On Friday, the regulator confirmed those concerns had been addressed following agreement on a modified protocol.

NHS sign

Researchers said the updated trial includes strengthened safeguards but stressed there had been “no major changes to the design or conduct” of the study.

King’s College London also said the MHRA’s concerns “were not based on the emergence of any new scientific evidence”.

The trial aims to recruit up to 250 children and young people receiving treatment through NHS gender services, making it the largest study of its kind in the UK.

Participants will receive puberty blockers for up to two years and will be closely monitored for potential side effects, including changes to bone density and vaginal bleeding.

Families will also receive enhanced information about fertility preservation, including egg and sperm freezing.

Puberty blockers, formally known as gonadotrophin-releasing hormone analogues, suppress the physical changes associated with puberty, including menstruation, breast development and facial hair growth.

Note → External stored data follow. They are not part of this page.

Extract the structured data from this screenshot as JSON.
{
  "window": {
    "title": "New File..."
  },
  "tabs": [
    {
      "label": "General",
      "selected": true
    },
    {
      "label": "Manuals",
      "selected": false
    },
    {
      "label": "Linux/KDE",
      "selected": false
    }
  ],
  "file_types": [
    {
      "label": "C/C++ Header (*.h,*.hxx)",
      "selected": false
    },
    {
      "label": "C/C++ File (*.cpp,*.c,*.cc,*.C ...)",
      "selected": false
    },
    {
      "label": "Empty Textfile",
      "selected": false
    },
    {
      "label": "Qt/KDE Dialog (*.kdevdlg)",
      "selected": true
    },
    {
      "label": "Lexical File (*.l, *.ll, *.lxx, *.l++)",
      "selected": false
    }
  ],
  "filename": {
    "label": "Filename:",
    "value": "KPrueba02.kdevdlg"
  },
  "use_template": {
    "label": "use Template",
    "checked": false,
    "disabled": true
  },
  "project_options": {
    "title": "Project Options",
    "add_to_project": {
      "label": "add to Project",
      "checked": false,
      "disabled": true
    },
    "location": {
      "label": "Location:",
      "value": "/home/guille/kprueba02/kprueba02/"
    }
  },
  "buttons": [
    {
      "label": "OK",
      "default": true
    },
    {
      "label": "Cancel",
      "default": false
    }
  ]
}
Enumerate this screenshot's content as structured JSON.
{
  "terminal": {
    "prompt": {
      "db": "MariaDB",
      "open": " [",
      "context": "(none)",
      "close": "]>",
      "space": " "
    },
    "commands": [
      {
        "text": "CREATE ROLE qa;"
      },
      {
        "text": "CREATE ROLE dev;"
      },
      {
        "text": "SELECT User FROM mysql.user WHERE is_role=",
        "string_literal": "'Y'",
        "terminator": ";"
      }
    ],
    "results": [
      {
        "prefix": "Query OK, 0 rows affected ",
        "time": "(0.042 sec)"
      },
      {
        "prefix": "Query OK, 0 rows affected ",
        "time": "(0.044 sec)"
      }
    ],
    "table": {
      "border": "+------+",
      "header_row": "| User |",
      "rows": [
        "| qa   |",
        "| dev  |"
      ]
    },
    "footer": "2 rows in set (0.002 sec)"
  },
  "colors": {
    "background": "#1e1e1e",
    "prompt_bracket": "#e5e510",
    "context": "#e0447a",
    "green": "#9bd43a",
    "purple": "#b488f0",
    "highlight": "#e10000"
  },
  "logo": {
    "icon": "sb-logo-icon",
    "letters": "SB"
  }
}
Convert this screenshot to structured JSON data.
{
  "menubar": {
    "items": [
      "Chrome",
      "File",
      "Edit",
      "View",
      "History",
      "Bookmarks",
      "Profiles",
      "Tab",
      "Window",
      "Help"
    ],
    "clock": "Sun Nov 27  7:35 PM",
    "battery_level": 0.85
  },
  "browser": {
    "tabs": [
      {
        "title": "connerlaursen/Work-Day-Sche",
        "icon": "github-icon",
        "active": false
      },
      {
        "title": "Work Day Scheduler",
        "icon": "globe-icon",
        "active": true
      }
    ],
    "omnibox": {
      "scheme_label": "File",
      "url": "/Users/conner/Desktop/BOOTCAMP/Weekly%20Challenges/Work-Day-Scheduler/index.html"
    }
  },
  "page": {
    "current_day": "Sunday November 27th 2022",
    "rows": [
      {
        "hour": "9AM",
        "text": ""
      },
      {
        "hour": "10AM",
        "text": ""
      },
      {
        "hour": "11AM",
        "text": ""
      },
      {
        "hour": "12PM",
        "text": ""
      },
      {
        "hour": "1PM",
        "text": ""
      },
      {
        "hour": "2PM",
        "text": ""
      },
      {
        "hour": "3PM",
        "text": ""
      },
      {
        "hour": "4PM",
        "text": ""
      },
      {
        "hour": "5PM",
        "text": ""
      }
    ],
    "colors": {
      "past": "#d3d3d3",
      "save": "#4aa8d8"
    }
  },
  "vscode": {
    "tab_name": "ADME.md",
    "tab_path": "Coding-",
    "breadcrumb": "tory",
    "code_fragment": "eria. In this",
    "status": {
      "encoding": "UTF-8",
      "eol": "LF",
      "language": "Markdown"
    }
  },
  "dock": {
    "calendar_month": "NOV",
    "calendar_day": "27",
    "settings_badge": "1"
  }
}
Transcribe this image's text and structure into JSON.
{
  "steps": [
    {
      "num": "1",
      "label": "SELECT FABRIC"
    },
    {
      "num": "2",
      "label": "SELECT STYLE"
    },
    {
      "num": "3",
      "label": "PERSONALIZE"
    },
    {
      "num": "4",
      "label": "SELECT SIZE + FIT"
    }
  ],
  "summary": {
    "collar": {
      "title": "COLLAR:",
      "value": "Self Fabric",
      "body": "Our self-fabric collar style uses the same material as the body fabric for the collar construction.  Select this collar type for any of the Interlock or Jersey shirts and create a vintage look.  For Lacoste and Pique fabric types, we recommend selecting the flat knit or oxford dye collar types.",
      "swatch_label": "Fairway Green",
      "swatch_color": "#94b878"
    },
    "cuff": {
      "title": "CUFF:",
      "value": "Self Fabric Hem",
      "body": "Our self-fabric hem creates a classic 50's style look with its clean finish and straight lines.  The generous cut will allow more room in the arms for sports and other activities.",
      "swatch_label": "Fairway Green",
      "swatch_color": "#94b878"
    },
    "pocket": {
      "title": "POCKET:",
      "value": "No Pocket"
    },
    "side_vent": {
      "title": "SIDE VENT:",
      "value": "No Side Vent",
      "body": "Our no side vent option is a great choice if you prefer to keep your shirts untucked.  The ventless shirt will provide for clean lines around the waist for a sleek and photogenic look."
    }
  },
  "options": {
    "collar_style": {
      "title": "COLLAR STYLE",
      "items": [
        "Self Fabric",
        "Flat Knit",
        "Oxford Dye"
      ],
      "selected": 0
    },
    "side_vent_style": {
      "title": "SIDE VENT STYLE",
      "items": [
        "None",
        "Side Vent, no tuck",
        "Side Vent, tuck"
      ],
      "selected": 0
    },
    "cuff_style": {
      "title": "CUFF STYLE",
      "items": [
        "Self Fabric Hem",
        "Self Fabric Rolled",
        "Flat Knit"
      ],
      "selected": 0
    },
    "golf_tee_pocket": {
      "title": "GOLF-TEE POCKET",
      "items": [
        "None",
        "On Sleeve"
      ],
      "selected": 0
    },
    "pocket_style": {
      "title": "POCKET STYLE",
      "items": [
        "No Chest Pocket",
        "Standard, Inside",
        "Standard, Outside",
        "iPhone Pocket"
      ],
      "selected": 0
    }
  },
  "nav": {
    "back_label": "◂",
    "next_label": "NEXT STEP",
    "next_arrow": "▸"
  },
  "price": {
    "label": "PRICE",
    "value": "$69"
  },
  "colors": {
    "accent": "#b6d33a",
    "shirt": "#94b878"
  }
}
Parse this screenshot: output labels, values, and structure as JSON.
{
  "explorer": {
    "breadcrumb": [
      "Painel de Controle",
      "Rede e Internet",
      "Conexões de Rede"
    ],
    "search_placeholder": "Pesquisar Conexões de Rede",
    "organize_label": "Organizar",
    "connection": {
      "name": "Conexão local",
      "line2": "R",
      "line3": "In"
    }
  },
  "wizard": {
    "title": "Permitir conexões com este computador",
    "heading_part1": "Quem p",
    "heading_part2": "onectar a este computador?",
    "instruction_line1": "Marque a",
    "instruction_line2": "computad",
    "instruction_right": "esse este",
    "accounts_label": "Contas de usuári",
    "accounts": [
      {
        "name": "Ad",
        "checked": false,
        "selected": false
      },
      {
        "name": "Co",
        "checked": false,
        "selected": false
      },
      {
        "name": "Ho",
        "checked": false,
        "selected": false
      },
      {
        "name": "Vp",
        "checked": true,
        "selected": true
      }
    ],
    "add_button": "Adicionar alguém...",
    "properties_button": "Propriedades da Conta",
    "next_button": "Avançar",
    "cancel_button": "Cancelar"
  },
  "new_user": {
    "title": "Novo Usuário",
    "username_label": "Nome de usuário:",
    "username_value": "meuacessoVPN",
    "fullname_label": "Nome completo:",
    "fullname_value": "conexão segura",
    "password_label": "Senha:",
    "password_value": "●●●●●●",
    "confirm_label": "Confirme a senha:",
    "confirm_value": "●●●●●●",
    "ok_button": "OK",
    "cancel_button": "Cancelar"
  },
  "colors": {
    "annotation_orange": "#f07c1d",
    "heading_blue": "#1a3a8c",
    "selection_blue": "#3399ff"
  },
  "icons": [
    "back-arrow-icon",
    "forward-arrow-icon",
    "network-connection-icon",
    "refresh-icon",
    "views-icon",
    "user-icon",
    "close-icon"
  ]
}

The study cannot begin until an ongoing judicial review challenging the approvals granted by the MHRA and the Health Research Authority has concluded.

The NHS stopped routinely prescribing puberty blockers in 2024 following the Cass Review, which concluded there was insufficient evidence to support their use.

School kids

The report also warned they could place children on a pathway towards further medical intervention with cross-sex hormones.

Campaigners and cross-party politicians have previously called for the trial to be abandoned, arguing there is no ethical basis for conducting such research on children.

Helen Joyce, director of advocacy at Sex Matters, criticised the decision to restart the study.

“It is already clear that puberty blockers are no solution to childhood gender distress, and that they cause unacceptable harm,” she said.

She described the protocol changes as “trivial” and questioned whether children as young as 11 could meaningfully consent to the potential long-term risks.